Considering A Dram Shop Case Against Monster Burger? Here's What You Need To Know
My firm has handled more dram shop cases than any other in Texas. With 30 years of experience behind me, I have seen countless examples of bars that fail to follow alcohol service regulations and the tragic consequences that can result. This issue is more rampant that people realize, and one of my goals is to bring it to the public's attention. One way I do this is by reviewing Texas Alcoholic Beverage Commission complaint records and posting about my findings. If you think you may have a dram shop (liquor liability) claim and want to know how to proceed, please call me at (855) 326-0000.

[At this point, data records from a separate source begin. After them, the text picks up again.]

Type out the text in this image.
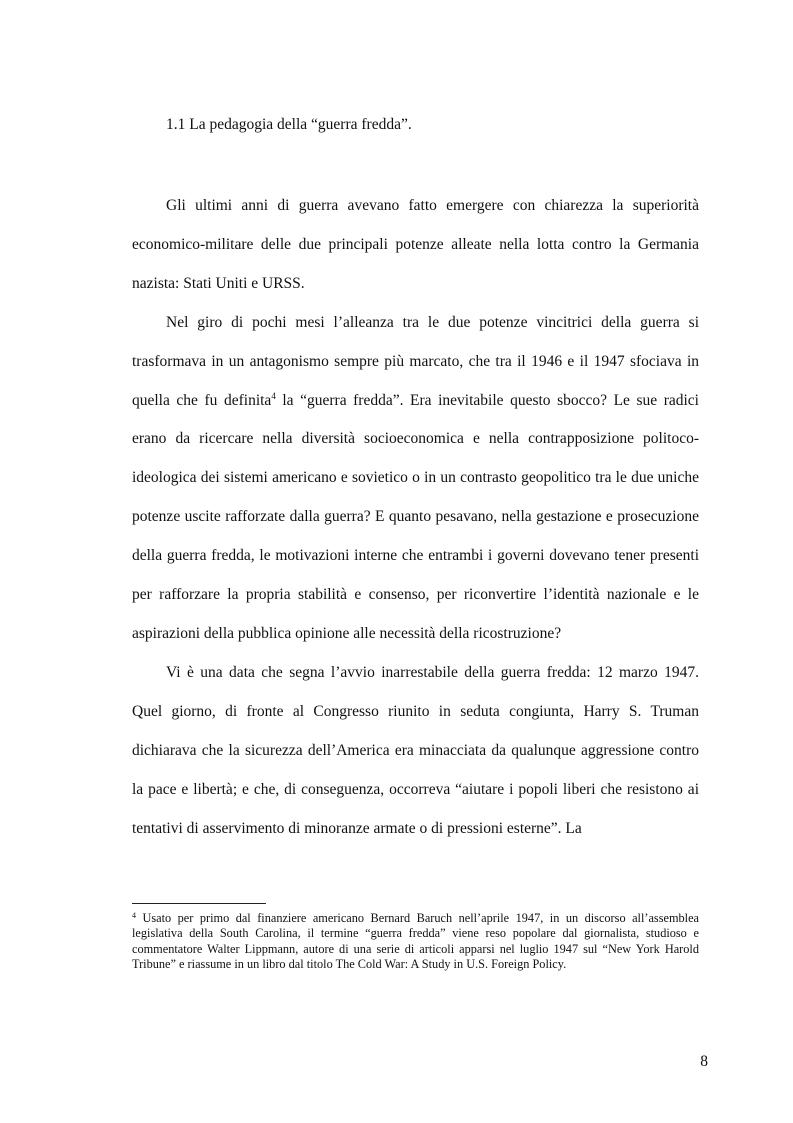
1.1 La pedagogia della “guerra fredda”.

Gli ultimi anni di guerra avevano fatto emergere con chiarezza la superiorità economico-militare delle due principali potenze alleate nella lotta contro la Germania nazista: Stati Uniti e URSS.

Nel giro di pochi mesi l’alleanza tra le due potenze vincitrici della guerra si trasformava in un antagonismo sempre più marcato, che tra il 1946 e il 1947 sfociava in quella che fu definita$^4$ la “guerra fredda”. Era inevitabile questo sbocco? Le sue radici erano da ricercare nella diversità socioeconomica e nella contrapposizione politoco-ideologica dei sistemi americano e sovietico o in un contrasto geopolitico tra le due uniche potenze uscite rafforzate dalla guerra? E quanto pesavano, nella gestazione e prosecuzione della guerra fredda, le motivazioni interne che entrambi i governi dovevano tener presenti per rafforzare la propria stabilità e consenso, per riconvertire l’identità nazionale e le aspirazioni della pubblica opinione alle necessità della ricostruzione?

Vi è una data che segna l’avvio inarrestabile della guerra fredda: 12 marzo 1947. Quel giorno, di fronte al Congresso riunito in seduta congiunta, Harry S. Truman dichiarava che la sicurezza dell’America era minacciata da qualunque aggressione contro la pace e libertà; e che, di conseguenza, occorreva “aiutare i popoli liberi che resistono ai tentativi di asservimento di minoranze armate o di pressioni esterne”. La

$^4$ Usato per primo dal finanziere americano Bernard Baruch nell’aprile 1947, in un discorso all’assemblea legislativa della South Carolina, il termine “guerra fredda” viene reso popolare dal giornalista, studioso e commentatore Walter Lippmann, autore di una serie di articoli apparsi nel luglio 1947 sul “New York Harold Tribune” e riassume in un libro dal titolo The Cold War: A Study in U.S. Foreign Policy.

8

Monster Burger is a sports bar and grill located in Cuero, Texas. Named as much for the size of its burgers as for its horror movie theme, the restaurant is well known to local fans of both. However, in recent years, it has also managed to attract a significant amount of attention from the TABC due to a number of recent complaints alleging liquor law violations. Between 2015 and 2018, authorities conducted four separate investigations into alcohol service practices at Monster Burger.
In my experience, it is uncommon for a bar without a history of run-ins with the TABC to end up on the hook for contributing to a wrongful death or injury. Virtually every bar I have ever sued was already on the authorities' radar. That's why I pay close attention to bars with several recent complaints against them. The more investigations a bar has had, the greater my concern is that it could one day cause an accident.
Note: Investigations are not proof of wrongdoing. However, if authorities investigate and fail to find evidence, it doesn't necessarily mean an establishment is innocent, either. The purpose of this article is simply to relay publicly-available information about incidents where the TABC has investigated Monster Burger for possible criminal or administrative violations.
TABC Investigations of Monster Burger Between 2015 and 2018
Cuero - 901 N Esplanade
On 01/15/2015, the TABC received a complaint from law enforcement, alleging that the bar sold alcohol to a minor.
TABC agents conducted an inquiry into the matter soon thereafter. For most liquor law violations, the TABC requires either video footage of the incident or eyewitness testimony from one of its agents in order to take action. In this particular instance, authorities had neither. As a result, the case came to a close on 02/21/2015.
Another law enforcement complaint reached the TABC on 01/21/2017, alleging that the bar sold alcohol to a drunk patron and that a breach of the peace (typically a fight) occurred, which the bar did not report (a separate violation in itself).
Authorities investigated and found sufficient evidence to prove the last two allegations. Altering handing down unspecified penalties for administrative violations, TABC agents closed this case on 03/02/2017.
A concerned citizen filed a complaint on 12/06/2017, charging that staff was drinking on the job and that the bar allowed an alcoholic beverage to be removed from the premises. The first allegation is more serious than it might appear on the surface. Staff has a legal obligation to stop serving alcohol to patrons who exhibit signs of being dangerously intoxicated. If the staff is drinking, its ability to determine when to stop serving is impaired.
The ensuing investigation failed to find any evidence of wrongdoing. Consequently, authorities were unable to take any action, so they closed the case on 01/31/2018.
A member of the Cuero community contacted the TABC on 05/29/2018, claiming that the bar employed a person under 18 to sell or handle alcohol and served alcohol to a minor.
After nearly a month and a half of work, investigators were unable to determine the veracity of the claims. With no other course of action available, authorities wrapped up their work on the case on 07/11/2018.